A Mathematical Expression Parser - 10 Lessons About C++ (2015)

10 Lessons About C++(2015)

Chapter 6: A Mathematical Expression Parser

When implementing your own calculator it is necessary to be able to transform mathematical expressions into a format that is suitable for evaluation by computers. Expressions like ( 1 + 8 ) - ( ( 3 * 4 ) / 2 ) (known as “infix notation“) appear simple and intuitive to humans, but are less straightforward to implement in a programming language.

The shunting-yard algorithm is a method for parsing mathematical expressions written in infix notation into a format known as Reverse Polish Notation (RPN). RPN notation is different to infix notation in that every operator (+, -, * etc) comes after the operands (numbers) and there are no parentheses (brackets). This structure is more suited to evaluation by computers.

The infix expression 3 * 4 for example becomes 3 4 *.

Pseudocode for the shunting-yard algorithm to convert an infix expression into Reverse Polish Notation:

While ( tokens exist )

Read token.

If ( token is a number}

add token to output queue

If ( token is a function )

push token onto stack

If ( token is a function argument separator eg a comma)

While ( token at the top of the stack is NOT a left parenthesis )

pop operators off stack onto output queue.

If ( no left parentheses were encountered )

Error - invalid input

If ( token is an operator, o1)

While ( operator token, o2, exists at the top of the stack AND ( o1 is left-associative and its precedence <= o2 OR o1 is right associative and its precedence < o2 )

pop o2 off the stack onto the output queue

push o1 onto the stack

If ( token is a left parenthesis )

push token onto the stack.

If ( token is right parenthesis )

While( token at the top of the stack is NOT a left parenthesis )

pop operators off the stack onto the output queue

Pop left parenthesis from the stack, but not onto output queue.

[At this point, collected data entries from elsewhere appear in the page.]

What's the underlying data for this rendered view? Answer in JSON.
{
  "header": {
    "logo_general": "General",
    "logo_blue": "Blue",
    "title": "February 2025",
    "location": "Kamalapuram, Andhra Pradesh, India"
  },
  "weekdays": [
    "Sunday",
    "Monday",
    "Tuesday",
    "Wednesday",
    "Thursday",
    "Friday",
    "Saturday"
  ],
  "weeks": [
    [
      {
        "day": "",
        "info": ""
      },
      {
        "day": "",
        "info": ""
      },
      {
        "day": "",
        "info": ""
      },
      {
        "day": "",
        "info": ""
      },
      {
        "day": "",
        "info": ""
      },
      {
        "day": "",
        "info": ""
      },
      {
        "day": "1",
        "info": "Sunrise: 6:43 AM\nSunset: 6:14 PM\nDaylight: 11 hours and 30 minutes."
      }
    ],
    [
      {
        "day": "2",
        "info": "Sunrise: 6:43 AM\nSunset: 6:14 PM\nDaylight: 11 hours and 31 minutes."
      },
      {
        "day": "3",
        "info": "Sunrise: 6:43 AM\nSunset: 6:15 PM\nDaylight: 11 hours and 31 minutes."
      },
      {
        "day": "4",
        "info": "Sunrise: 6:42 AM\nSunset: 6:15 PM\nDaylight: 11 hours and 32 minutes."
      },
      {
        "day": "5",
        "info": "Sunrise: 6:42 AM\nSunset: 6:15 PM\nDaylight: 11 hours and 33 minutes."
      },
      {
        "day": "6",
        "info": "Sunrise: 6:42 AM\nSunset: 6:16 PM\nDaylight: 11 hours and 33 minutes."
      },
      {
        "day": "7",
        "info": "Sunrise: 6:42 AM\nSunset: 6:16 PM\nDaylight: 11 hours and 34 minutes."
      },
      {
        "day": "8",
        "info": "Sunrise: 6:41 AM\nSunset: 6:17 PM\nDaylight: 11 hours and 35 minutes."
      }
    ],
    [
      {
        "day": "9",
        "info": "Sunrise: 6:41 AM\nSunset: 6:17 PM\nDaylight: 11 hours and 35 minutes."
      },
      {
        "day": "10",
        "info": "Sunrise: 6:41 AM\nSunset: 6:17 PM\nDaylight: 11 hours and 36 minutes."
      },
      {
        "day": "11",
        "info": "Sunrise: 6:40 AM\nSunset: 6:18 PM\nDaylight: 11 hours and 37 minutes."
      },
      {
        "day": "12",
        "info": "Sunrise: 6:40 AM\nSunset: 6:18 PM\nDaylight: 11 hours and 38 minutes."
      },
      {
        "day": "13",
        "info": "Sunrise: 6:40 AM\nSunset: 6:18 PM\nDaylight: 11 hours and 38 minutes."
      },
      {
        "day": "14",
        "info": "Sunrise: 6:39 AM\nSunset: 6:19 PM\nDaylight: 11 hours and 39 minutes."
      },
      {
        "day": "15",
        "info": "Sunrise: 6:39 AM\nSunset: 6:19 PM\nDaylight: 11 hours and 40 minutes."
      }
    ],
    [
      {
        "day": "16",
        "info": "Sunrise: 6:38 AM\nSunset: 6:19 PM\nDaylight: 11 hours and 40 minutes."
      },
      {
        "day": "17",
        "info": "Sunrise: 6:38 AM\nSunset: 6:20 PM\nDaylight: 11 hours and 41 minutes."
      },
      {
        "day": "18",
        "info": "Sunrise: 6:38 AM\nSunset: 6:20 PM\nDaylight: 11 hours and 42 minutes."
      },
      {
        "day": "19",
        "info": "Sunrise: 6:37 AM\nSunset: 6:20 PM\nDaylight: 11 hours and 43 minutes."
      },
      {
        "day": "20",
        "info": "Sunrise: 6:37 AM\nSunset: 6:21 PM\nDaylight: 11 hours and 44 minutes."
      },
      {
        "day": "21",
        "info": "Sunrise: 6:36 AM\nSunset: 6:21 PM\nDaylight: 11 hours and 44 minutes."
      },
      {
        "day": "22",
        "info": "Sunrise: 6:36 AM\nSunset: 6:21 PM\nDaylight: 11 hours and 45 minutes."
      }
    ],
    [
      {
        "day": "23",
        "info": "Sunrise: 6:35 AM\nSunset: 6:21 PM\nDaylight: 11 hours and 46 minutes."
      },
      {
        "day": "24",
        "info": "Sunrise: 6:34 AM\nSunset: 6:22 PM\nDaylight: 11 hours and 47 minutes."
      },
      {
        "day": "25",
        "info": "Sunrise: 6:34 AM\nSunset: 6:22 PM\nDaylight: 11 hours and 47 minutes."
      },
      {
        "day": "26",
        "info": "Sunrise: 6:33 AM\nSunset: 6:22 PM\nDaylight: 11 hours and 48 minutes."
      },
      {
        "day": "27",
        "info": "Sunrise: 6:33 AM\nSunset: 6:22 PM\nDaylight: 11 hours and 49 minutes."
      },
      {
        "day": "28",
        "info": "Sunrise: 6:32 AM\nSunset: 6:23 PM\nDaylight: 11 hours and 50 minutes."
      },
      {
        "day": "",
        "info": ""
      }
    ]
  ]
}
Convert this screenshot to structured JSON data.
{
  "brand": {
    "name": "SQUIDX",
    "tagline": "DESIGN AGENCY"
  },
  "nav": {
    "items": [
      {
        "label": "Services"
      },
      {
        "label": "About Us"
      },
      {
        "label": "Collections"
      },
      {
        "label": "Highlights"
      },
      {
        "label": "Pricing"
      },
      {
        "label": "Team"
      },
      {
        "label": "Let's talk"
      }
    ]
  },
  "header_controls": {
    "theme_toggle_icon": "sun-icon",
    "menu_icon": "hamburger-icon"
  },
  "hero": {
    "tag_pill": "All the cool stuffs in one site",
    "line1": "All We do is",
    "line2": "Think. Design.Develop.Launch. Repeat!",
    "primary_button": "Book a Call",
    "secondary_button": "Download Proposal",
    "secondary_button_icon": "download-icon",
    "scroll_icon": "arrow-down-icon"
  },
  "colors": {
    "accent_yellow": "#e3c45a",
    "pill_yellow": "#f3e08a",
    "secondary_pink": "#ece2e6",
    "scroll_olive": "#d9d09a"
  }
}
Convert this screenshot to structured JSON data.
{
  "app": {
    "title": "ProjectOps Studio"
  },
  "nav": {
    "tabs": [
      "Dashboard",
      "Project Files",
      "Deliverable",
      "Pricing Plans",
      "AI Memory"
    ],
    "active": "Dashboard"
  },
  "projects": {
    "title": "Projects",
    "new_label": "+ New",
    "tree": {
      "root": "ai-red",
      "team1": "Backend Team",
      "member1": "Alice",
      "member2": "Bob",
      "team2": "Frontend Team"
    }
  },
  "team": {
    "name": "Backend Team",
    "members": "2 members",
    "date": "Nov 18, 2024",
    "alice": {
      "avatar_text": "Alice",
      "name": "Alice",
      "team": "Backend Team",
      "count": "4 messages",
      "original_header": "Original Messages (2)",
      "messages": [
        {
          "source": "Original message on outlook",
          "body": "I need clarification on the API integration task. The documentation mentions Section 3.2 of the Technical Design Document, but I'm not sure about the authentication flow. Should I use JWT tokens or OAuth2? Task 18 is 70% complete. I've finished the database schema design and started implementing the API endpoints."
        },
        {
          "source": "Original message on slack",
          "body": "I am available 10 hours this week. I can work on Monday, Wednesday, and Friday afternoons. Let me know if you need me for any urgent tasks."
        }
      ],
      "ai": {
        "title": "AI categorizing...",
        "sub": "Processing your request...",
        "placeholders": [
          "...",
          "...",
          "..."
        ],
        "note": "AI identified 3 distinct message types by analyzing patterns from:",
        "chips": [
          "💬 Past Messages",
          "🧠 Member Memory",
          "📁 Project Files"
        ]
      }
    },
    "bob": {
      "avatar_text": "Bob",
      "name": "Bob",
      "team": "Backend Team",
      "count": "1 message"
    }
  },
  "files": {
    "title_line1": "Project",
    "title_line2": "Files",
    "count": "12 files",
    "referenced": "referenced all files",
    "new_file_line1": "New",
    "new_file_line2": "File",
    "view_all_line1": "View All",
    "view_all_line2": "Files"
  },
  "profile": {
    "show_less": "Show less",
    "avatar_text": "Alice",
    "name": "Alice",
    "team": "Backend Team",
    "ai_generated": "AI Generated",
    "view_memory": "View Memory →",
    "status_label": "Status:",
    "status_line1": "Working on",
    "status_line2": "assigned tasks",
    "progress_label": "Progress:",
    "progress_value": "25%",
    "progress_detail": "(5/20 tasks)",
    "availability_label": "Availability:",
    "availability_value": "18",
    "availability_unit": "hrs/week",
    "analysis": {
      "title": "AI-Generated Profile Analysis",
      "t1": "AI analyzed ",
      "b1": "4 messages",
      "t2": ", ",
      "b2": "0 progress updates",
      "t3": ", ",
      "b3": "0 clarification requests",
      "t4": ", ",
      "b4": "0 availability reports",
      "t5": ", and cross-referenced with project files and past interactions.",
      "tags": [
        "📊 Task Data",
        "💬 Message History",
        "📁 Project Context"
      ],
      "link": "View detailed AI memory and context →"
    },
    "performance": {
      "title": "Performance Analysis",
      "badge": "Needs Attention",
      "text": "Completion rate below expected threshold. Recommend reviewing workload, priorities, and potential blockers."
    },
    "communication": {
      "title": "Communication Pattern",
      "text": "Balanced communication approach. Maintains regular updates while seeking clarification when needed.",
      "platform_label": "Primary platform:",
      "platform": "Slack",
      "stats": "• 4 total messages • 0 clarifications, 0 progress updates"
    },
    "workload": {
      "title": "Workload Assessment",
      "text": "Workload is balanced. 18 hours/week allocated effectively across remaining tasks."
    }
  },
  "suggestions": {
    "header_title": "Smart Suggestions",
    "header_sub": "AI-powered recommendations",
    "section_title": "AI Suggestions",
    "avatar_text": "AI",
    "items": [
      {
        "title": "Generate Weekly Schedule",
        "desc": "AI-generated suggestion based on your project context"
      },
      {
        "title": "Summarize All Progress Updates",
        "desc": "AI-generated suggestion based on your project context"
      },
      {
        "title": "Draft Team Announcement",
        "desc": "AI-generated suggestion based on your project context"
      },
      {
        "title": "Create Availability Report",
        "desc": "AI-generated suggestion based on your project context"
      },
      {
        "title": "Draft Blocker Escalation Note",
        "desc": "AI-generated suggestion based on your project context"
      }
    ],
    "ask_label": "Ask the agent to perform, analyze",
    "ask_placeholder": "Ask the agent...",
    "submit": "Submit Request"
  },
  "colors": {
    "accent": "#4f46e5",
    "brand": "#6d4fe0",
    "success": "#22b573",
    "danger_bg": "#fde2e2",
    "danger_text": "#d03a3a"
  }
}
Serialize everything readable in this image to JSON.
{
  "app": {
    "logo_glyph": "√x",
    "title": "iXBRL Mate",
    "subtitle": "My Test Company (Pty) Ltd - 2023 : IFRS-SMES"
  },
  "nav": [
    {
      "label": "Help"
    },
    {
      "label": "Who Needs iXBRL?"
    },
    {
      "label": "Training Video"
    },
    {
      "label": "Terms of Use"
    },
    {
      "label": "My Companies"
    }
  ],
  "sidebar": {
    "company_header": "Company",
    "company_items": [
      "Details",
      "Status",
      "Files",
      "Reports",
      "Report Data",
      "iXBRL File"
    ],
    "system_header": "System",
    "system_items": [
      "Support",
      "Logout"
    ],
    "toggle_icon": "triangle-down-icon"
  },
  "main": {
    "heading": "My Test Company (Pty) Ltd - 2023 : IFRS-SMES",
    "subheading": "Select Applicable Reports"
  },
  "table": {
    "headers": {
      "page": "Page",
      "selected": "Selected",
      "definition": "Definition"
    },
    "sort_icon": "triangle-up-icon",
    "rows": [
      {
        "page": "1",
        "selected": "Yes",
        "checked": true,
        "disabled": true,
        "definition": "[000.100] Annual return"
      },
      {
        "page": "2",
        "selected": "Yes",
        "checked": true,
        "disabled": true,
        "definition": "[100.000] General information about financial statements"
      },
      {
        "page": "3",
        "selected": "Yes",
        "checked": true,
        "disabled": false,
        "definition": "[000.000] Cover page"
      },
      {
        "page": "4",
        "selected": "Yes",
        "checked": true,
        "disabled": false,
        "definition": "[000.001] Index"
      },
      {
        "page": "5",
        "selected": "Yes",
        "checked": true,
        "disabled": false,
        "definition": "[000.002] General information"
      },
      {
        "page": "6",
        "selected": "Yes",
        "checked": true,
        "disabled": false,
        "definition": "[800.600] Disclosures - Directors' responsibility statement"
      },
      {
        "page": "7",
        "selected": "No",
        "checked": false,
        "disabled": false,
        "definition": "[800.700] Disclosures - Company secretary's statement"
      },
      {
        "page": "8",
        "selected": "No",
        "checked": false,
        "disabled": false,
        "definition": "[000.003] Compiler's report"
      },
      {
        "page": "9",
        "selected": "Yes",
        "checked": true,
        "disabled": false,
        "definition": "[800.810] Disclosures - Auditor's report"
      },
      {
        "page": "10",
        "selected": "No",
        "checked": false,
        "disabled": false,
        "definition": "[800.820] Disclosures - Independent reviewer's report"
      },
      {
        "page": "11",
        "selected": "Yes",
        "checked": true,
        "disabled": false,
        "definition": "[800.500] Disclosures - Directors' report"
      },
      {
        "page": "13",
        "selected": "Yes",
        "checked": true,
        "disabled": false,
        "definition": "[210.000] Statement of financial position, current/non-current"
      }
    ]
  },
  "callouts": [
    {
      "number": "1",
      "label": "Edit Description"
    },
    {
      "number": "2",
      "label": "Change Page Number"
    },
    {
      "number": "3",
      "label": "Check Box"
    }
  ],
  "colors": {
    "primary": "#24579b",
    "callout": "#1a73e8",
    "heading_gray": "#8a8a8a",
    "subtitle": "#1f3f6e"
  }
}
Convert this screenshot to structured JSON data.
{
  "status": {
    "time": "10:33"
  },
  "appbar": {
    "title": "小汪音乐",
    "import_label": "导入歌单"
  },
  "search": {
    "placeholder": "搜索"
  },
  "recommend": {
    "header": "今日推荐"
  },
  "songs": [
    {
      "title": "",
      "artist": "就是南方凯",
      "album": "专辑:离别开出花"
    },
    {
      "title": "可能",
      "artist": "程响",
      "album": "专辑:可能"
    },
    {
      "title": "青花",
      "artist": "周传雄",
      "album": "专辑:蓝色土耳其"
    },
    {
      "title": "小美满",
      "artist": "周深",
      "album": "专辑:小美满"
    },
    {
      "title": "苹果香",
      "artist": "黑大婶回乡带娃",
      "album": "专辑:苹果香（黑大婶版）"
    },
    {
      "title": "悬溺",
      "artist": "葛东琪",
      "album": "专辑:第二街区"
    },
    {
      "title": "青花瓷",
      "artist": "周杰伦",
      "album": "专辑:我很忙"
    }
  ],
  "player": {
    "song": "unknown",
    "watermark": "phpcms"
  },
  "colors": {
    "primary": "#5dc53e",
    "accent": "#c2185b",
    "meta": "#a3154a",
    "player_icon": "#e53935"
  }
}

If ( token at the top of the stack is a function token )

pop token onto the output queue.

If ( stack has run out without finding a left parenthesis )

Error - mismatched parentheses.

While ( operator tokens remain in the stack )

If ( operator token on the top of the stack is a parenthesis )

Error - mismatched parentheses.

Pop the operator onto the output queue.

When the input expression becomes available in Reverse Polish Notation, it is possible to employ another stack-based algorithm to evaluate the RPN expression and hence the arithmetic result.

The pseudocode is as follows:

For each token

If ( token is a number )

Push value onto stack

If ( token is an operator )

Pop the 2 x top values from the stack

Evaluate the operator using popped values ar arguments

Push result on to the stack

The single value remaining on the stack is the evaluation.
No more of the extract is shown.